Months of debate on the rele­vance and reach of the European Commission’s CE proposals were overtaken by discussion on what might take their place.

An early decision was taken by sustainability consultant Oakdene Hollins, which said it would relocate to the Irish Republic. Another im­mediate impact was a shift in cur­rency rates, with the weaker pound making the export of RDF to the continent less worthwhile.

Political reverberations that in­ in­cluded the resignation of Cameron as prime minister and May replac­ing him resulted in the abolition of the climate change department and its responsibilities taken over by a new department for Business, En­ergy and Industrial Strategy.

A reshuffle brought Andrea Leadsom in as environment secre­tary and Therese Coffey replaced Rory Stewart as waste/resource minister.

On the business front, Shanks announced it had agreed a merger in principle with major Dutch recy­cling firm Van Gansewinkel ahead of finalising arrangements in the coming months.

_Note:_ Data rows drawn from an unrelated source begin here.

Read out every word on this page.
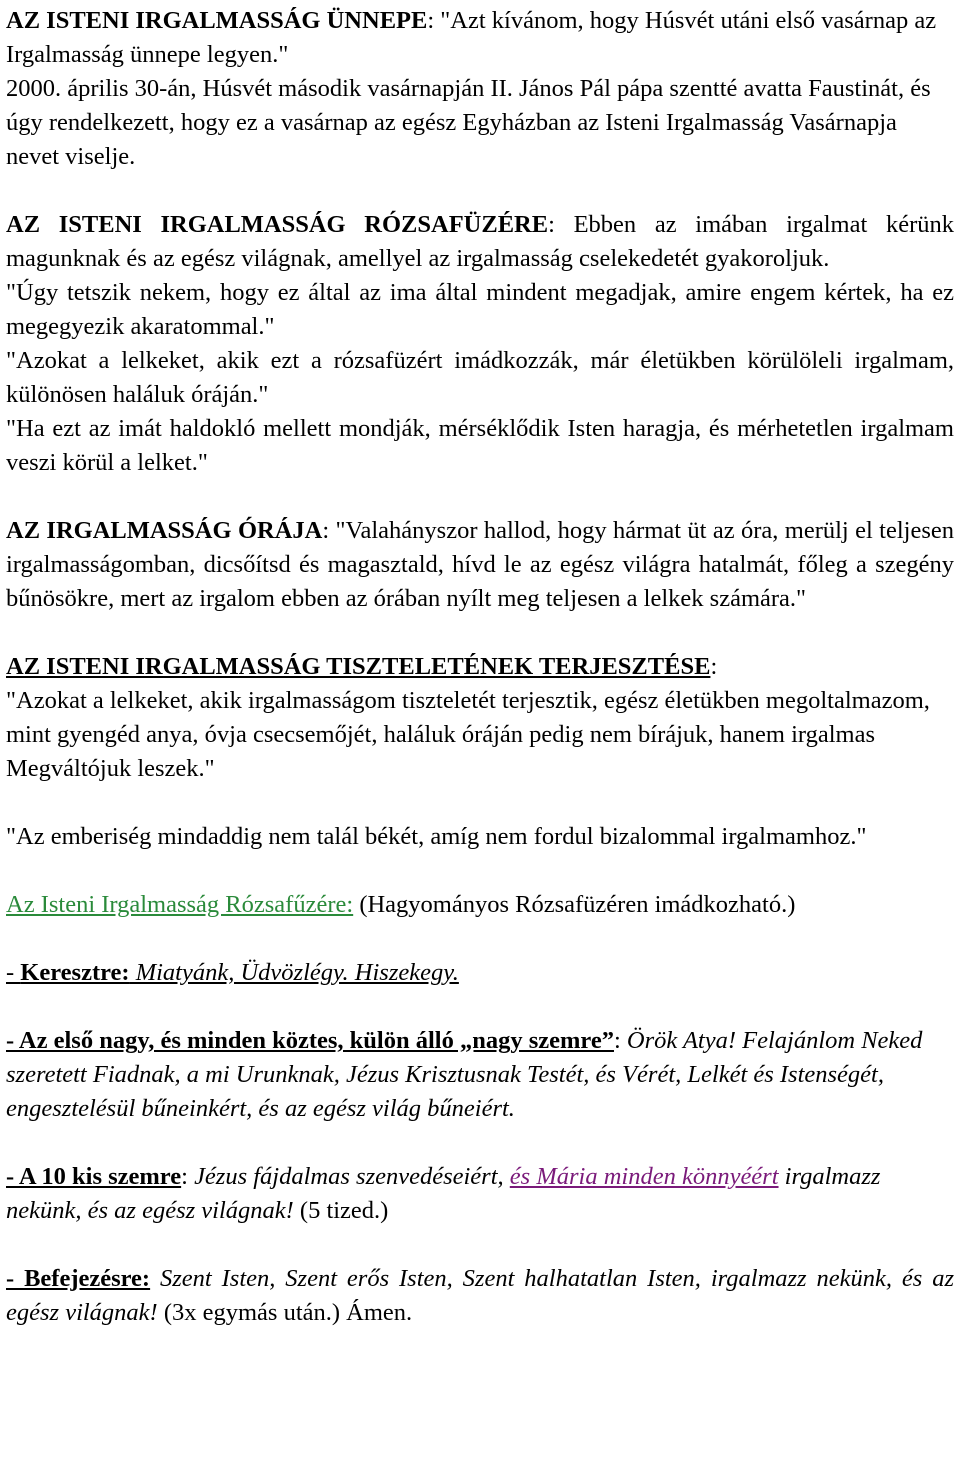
AZ ISTENI IRGALMASSÁG ÜNNEPE: "Azt kívánom, hogy Húsvét utáni első vasárnap az Irgalmasság ünnepe legyen."
2000. április 30-án, Húsvét második vasárnapján II. János Pál pápa szentté avatta Faustinát, és úgy rendelkezett, hogy ez a vasárnap az egész Egyházban az Isteni Irgalmasság Vasárnapja nevet viselje.

AZ ISTENI IRGALMASSÁG RÓZSAFÜZÉRE: Ebben az imában irgalmat kérünk magunknak és az egész világnak, amellyel az irgalmasság cselekedetét gyakoroljuk.
"Úgy tetszik nekem, hogy ez által az ima által mindent megadjak, amire engem kértek, ha ez megegyezik akaratommal."
"Azokat a lelkeket, akik ezt a rózsafüzért imádkozzák, már életükben körülöleli irgalmam, különösen haláluk óráján."
"Ha ezt az imát haldokló mellett mondják, mérséklődik Isten haragja, és mérhetetlen irgalmam veszi körül a lelket."

AZ IRGALMASSÁG ÓRÁJA: "Valahányszor hallod, hogy hármat üt az óra, merülj el teljesen irgalmasságomban, dicsőítsd és magasztald, hívd le az egész világra hatalmát, főleg a szegény bűnösökre, mert az irgalom ebben az órában nyílt meg teljesen a lelkek számára."

AZ ISTENI IRGALMASSÁG TISZTELETÉNEK TERJESZTÉSE:
"Azokat a lelkeket, akik irgalmasságom tiszteletét terjesztik, egész életükben megoltalmazom, mint gyengéd anya, óvja csecsemőjét, haláluk óráján pedig nem bírájuk, hanem irgalmas Megváltójuk leszek."

"Az emberiség mindaddig nem talál békét, amíg nem fordul bizalommal irgalmamhoz."

Az Isteni Irgalmasság Rózsafűzére: (Hagyományos Rózsafüzéren imádkozható.)

- Keresztre: Miatyánk, Üdvözlégy. Hiszekegy.

- Az első nagy, és minden köztes, külön álló „nagy szemre”: Örök Atya! Felajánlom Neked szeretett Fiadnak, a mi Urunknak, Jézus Krisztusnak Testét, és Vérét, Lelkét és Istenségét, engesztelésül bűneinkért, és az egész világ bűneiért.

- A 10 kis szemre: Jézus fájdalmas szenvedéseiért, és Mária minden könnyéért irgalmazz nekünk, és az egész világnak! (5 tized.)

- Befejezésre: Szent Isten, Szent erős Isten, Szent halhatatlan Isten, irgalmazz nekünk, és az egész világnak! (3x egymás után.) Ámen.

Advanced conver­sion technology specialist Energos went under, meaning problems from those managing its four key contracts, including gasification plants being built by Interserve at Derby (for Shanks) and Glasgow (for Viridor).

Another long prison term was beginning, this time for Terence Dugbo following a seven-week trial involving WEEE fraud. Dugbo was jailed for seven-and-a-half years for making more than £2m through falsified paperwork and other ac­tivities. He had previous convic­tions for illegally exporting hazard­ous waste to Nigeria.

The non-recyclable coffee cup had been highlighted by the BBC TV programme Hugh’s War on Waste and this month MRW report­ed on industry responses. The Food Packaging Association and the Paper Cup Recovery and Recycling Group launched a manifesto to find ways to cut the total of 2.5 billion cups used in the UK each year – of which only 0.25% is recycled.

The founders of WasteAid UK thanked the RWM Ambassadors for backing their fledgling charity with £15,000 to help deliver practical, low-cost waste services in developing countries. WasteAid was the first recipient of a grant from i2i.